Large parts omitted because of length, this goes on for about 4-5 times this much text.
Each actual message starts with three digits and ends with ‘read_status=“”’
A regex along the lines of this can detect double occurences of messages if the regex is set to not greedy:
[0-9]{3} <..>.*read_status=\"\"[0-9]{3} <..>.*read_status=\"\"
Or halved to detect a single message:
[0-9]{3} <..>.*read_status=\"\"
2. Describe your environment:
-
OS Information: Ubuntu 24.04.2 LTS (GNU/Linux 6.8.0-58-generic x86_64)
-
Package Version: Graylog 6.1.10+a308be3 on myserver (Eclipse Adoptium 17.0.14 on Linux 6.8.0-57-generic)
-
Service logs, configurations, and environment variables: Not sure if I can provide something useful here.
3. What steps have you already taken to try and solve the problem?

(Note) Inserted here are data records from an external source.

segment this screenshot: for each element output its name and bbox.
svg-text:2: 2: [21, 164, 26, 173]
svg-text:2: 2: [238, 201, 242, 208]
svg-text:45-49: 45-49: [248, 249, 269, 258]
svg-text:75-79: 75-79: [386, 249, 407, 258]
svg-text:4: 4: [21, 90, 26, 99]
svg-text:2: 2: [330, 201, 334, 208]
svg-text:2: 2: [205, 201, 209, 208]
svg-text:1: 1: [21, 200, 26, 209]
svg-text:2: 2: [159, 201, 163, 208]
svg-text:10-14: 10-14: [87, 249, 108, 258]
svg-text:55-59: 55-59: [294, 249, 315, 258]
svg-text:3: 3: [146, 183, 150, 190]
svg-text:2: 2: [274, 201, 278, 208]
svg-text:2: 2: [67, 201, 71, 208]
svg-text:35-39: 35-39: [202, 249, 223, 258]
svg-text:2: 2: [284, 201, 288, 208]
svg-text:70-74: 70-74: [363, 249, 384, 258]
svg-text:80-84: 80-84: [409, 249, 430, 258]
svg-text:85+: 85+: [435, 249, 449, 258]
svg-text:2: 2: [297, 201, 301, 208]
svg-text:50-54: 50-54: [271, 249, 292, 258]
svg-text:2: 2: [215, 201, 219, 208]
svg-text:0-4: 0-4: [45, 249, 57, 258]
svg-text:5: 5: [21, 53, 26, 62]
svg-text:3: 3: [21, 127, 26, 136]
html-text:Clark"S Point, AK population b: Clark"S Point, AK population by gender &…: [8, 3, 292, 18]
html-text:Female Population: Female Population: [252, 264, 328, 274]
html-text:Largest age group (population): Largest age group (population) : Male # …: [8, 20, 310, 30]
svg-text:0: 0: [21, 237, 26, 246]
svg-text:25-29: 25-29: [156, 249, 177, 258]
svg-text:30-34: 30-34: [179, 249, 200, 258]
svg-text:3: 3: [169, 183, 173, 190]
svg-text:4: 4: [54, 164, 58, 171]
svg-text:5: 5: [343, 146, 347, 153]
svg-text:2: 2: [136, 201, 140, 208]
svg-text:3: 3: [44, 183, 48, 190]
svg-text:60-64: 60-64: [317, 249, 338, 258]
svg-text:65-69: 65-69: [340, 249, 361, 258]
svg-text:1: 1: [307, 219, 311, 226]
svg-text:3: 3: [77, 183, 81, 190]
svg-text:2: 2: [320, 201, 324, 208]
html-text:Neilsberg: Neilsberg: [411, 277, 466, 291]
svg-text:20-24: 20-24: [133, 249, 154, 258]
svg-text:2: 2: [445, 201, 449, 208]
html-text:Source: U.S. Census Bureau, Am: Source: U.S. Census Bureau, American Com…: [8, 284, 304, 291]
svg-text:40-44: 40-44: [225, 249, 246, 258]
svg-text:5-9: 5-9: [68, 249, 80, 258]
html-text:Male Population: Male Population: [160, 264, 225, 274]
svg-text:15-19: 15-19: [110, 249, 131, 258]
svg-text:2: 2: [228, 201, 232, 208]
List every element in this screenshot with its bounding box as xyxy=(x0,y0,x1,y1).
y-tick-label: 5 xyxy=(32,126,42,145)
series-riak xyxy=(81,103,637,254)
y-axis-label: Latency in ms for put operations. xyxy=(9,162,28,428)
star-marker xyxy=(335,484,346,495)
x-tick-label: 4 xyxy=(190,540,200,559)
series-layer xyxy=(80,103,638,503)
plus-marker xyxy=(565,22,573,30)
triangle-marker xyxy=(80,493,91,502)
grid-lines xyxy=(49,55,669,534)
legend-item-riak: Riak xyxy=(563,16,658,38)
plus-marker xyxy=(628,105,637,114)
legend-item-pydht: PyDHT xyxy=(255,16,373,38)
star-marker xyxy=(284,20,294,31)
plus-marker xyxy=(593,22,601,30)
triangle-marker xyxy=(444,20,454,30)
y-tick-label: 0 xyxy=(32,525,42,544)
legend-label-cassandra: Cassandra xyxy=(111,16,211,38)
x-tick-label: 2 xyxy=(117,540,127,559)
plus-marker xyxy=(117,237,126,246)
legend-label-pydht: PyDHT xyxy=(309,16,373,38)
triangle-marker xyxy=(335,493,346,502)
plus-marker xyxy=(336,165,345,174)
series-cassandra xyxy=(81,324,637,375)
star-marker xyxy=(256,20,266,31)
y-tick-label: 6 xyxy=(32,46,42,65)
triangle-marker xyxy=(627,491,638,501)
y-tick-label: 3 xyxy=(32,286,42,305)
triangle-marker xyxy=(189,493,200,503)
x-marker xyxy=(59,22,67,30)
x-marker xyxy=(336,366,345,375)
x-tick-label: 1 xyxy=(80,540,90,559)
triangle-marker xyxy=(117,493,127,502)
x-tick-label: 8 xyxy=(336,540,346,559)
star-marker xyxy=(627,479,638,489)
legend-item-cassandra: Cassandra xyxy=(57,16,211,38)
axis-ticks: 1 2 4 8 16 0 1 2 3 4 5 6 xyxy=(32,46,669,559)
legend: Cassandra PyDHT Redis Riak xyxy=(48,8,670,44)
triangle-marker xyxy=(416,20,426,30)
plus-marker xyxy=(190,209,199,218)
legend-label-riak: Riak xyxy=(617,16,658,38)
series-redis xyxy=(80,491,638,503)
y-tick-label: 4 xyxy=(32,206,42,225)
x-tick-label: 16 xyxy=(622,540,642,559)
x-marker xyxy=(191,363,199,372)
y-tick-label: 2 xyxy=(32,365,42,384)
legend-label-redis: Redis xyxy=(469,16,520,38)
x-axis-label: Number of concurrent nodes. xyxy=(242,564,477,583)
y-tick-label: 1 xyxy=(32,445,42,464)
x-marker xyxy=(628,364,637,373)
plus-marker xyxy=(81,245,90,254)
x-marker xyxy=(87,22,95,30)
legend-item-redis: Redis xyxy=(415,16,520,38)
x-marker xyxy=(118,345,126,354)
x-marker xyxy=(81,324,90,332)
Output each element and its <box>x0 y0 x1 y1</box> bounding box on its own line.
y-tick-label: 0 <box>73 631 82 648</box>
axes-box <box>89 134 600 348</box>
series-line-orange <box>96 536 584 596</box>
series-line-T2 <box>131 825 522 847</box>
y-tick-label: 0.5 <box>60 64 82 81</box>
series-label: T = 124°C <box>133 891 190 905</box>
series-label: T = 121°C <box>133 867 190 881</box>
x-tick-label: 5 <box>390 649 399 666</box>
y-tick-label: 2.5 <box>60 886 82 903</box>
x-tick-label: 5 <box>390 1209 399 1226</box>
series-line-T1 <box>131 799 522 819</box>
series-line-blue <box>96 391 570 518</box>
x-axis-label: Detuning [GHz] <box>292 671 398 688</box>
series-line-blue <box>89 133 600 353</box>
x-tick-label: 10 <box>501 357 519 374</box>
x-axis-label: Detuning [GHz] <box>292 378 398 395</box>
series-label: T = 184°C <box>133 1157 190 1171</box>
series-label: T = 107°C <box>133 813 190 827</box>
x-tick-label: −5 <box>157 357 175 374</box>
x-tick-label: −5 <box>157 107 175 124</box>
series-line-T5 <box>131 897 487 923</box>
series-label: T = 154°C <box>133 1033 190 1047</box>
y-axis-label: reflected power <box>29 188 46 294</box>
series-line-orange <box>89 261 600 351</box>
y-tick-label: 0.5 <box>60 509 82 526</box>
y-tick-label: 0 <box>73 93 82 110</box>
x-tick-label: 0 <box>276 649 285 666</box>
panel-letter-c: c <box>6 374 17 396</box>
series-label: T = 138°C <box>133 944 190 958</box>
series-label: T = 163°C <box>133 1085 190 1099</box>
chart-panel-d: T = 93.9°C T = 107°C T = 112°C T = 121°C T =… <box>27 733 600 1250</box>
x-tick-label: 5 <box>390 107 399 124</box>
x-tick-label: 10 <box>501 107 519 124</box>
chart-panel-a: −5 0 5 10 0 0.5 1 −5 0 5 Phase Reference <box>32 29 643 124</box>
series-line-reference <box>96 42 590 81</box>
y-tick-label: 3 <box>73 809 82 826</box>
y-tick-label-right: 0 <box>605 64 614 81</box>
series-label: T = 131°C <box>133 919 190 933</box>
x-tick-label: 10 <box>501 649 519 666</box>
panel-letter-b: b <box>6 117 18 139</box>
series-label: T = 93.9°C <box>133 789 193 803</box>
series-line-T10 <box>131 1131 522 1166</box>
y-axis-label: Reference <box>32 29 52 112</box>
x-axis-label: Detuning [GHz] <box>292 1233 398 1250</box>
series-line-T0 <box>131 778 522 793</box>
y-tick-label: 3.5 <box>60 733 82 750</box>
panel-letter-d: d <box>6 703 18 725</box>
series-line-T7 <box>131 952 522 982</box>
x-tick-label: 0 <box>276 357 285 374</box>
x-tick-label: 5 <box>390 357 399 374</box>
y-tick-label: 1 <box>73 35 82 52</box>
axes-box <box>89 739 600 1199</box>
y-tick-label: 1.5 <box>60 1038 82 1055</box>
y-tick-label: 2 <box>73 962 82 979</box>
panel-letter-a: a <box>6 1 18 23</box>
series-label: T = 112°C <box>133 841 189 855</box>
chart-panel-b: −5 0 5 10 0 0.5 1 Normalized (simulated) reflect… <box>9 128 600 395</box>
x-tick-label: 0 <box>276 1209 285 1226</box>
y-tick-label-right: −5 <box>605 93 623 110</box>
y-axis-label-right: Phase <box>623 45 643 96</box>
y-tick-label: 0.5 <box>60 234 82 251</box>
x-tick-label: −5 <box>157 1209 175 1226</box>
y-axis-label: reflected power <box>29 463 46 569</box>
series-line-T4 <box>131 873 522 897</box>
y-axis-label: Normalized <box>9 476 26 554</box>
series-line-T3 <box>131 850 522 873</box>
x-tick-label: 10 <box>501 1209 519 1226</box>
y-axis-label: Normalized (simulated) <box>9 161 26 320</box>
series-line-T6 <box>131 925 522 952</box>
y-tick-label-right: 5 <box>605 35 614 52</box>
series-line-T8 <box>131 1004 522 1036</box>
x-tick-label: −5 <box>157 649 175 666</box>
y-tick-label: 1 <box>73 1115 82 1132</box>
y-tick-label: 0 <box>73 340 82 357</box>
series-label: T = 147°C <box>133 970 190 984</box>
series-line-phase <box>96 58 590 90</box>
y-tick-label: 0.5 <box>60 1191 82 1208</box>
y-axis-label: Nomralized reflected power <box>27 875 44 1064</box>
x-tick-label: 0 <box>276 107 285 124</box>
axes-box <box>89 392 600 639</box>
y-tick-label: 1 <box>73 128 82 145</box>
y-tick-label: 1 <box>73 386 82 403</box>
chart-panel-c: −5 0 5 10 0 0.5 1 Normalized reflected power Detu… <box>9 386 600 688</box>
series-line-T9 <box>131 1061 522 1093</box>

Tried various solutions I found on Google or these forums. Tried building Extractors, tried building pipeline rules.
4. How can the community help?
Please help me figure out how to best process this data.
Do I use the raw input and split the messages? If so, how do I split them and then process them afterwards?
Or do I use the Syslog input? If so, how do I prevent the useless fields to be generated?
Hope I could describe the issue in a useful manner.
Thanks a lot for your help in the many other topics so far and have a great day.